I don't know what the signs are of being bi... 

but I do know the sign of a cover-up. And being reactive like that says there is something going on.

If he's not willing to be truthful with you then you got a problem.


----------



## Hicks (Jan 14, 2011)

Why don't you ask him to take a lie detector test. If he answers anything but YES, it means he is Bi or Gay.


----------



## mrs confused (Jul 25, 2011)

so we talked last night. after he calmed down a bit a recapped IN DETAIL the things i witnessed in the past. i asked him what reason in the world could be that the front seal was reclined so many years ago......no response. i asked him why he said he wanted another man, he said cause he wanted to watch me blow another guy and thats all (as if that's ok) i did perform this act for him on a dildo....now he says you fullfilled that fantacy so i don't need another guy. i also mentioned to him that he has no clue what to do with a womans body....i NEVER get 4play or anything that will turn me on. its ok im horney lick it and stick then have jack rabbit sex.....sorry but woman want so much more and HE HAS NO CLUE. my reationality for this is being the captain of the football team and the hockey star etc he never had to "work at it" the girls would throw themselves at him cause of his good looks so he never had to please a woman and now im paying for it. he really has no clue how to please me, he says bull**** ive had sex w too many woman in my life to not know what im doing....i know what im doing and them proceeds to do something and i just roll my eyes....my sex life sux.....another sign of bi?? thanks for answering and helping me vent this in an anonomys was as who could i really discuss this with???


----------



## mrs confused (Jul 25, 2011)

a lie detector test is an awsome idea i doubt highly he will agree.....he mentioned he shouldnt have to defend is masculinity and im just gonna have to get past this..... i said i did get past it for years.....well until it all happened last saturday again......that cat and mouse game of glances ewwwwwww


----------



## Hicks (Jan 14, 2011)

Yeah, if he doesnt' agree, you tell him that you have your answer, and then you operate accordingly.
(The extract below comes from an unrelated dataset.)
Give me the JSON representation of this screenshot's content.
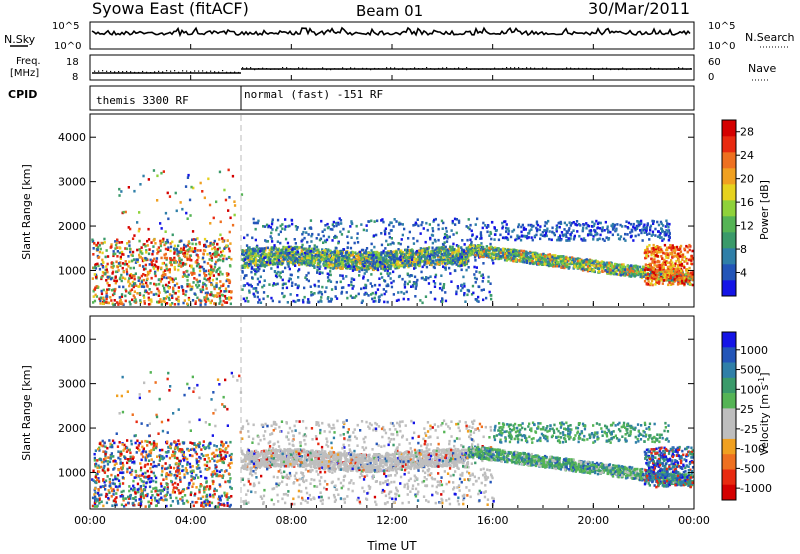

Regarding any subject in life, when a person becomes defensive and says things like "you should trust me", "I shouldnt have to prove it"... this means that the accuser is correct.


----------



## Lea2407 (Jul 14, 2011)

> i told my husband i saw what was going on and he blew up when we left...."IM NOT A ******" he became so angry and pissed off that i accused him again that *he threatned to hurt me and called me all sorts of names*. he says he was defending his manhood........help me make sence of this.....is he bi? should i look into this further? should i let it go, i saw what i saw and it made me feel uncomfortable.


Whether or not your husband is gay, bi, or straight, you don't deserve to be treated like this. This is not a healthy relationship. 

You definitely don't want it to escalate to the point where he feels he needs to "demonstrate" his masculinity on you. My advice would be to get out of this, at least until he can get some help and sort out his feelings and how he deals with them.


----------



## Stonewall (Jul 5, 2011)

Lea2407 said:


> Whether or not your husband is gay, bi, or straight, you don't deserve to be treated like this. This is not a healthy relationship.
> 
> You definitely don't want it to escalate to the point where he feels he needs to "demonstrate" his masculinity on you. My advice would be to get out of this, at least until he can get some help and sort out his feelings and how he deals with them.


I agree.


----------



## sinnister (Dec 5, 2010)

Sounds gay. Sorry.


----------



## SKN (Jul 29, 2011)

Sounds like you, need to make a stand and be ready to move on for both your sakes. He's living a lie and endangering your mental health, having to live with his constant lies and deceit making you believe you are crazy. And he is endangering your sexual health! Get tested. Ask for his tests! It's your right! He may be bi! So be it, however let him know its not just his dignity he is jeopardizing but your health! When we get lost in this other world, we don't see the element of casualties.
It's what stopped me in my spiral. For me men required less emotional requirements. Women are still far better but I didn't have to feel guilty for getting a BJ from a guy! And they didn't ever embellish the secret! They have just as big of fear of being exposed as a queer!


----------